Hari Gavala points to a cigar-shaped steel cylinder that is a few meters high and sits behind a glass window in her lab at DTU Chemical Engineering. The cylinder is a bioreactor housing millions, if not billions, of loyal 'employees', that can only be seen by the naked eye when they are lumped together. These microorganisms are the invisible heroes that can convert CO2 and syngas into methane, ethanol, or organic acids, which are building blocks that can be used to produce more sustainable alternatives to anything from fuels to chemicals, plastics and food.
"The process is not much different from brewing beer at a microscopic level, but the potential is enormous for the green transition," says Hari Gavala, associate professor at DTU Chemical Engineering.
Close to full utilization
The inside of the bioreactor is coated with pieces of plastic, which provides a large amount of surface on which the microbes can grow. When you add syngas or CO2 in gaseous form, the microorganisms begin to eat away and convert it into methane through fermentation.

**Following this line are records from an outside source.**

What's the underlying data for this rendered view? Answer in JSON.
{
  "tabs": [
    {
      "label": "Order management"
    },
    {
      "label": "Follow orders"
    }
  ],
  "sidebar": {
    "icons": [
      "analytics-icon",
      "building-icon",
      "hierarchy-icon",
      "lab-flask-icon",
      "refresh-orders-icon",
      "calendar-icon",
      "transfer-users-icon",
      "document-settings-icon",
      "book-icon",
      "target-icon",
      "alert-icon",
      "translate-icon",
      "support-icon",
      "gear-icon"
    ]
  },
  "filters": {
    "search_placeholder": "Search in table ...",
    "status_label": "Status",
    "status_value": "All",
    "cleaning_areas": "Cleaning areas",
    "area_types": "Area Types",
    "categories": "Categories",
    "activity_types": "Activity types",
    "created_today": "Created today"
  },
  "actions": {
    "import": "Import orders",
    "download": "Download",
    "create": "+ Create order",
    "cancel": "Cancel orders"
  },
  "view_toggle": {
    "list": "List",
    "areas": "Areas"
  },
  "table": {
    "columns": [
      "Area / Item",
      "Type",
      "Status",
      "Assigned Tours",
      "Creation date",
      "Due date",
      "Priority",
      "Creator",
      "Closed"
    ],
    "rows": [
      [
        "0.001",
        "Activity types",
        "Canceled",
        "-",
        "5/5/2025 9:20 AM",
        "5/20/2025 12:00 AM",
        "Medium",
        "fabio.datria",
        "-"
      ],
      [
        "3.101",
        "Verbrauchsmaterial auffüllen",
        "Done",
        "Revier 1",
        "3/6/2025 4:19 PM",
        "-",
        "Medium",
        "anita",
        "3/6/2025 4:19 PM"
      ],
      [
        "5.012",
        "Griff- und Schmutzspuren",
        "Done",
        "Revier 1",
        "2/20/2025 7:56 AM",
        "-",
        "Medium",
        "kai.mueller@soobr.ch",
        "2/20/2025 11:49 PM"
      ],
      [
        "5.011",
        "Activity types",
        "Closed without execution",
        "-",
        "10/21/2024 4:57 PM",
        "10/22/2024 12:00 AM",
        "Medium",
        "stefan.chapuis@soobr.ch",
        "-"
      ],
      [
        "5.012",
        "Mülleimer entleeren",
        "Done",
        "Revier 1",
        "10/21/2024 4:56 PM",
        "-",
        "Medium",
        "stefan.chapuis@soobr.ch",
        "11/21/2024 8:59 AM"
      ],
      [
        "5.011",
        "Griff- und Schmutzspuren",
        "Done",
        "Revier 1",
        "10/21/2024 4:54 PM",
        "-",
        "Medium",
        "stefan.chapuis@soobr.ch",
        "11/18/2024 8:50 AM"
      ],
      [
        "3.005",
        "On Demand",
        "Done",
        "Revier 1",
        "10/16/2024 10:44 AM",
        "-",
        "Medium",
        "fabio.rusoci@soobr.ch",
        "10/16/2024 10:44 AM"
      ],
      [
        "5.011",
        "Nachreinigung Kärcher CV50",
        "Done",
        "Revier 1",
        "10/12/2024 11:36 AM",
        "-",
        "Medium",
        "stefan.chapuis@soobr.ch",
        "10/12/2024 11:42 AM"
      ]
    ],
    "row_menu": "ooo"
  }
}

Syngas consists of CO2, hydrogen and carbon monoxide and is produced by gasifying biomass such as wood, straw or organic solid waste such as wastewater or food waste. But syngas cannot be used directly as a fuel in the transport sector, nor can it be used directly in the gas grid as the energy content is too low. So there is great benefit in using the microbes to convert it into methane.
"When we produce methane, close to 100% of the CO2 or syngas is converted into methane, and the production rate is ten times higher than in a conventional biogas plant," says Hari Gavala.
By using different types of microorganisms, you can control what the CO2 will be converted into, and even though Hari Gavala sees enormous potential in methane, it can also be used to produce ethanol or organic acids.
Whereas conventional bioreactors require higher pressure to ensure that the gas molecules move to the liquid where the microorganisms reside, DTU Chemical Engineering's bioreactor is designed to operate under regular atmospheric pressure, making it cheaper and safer to operate.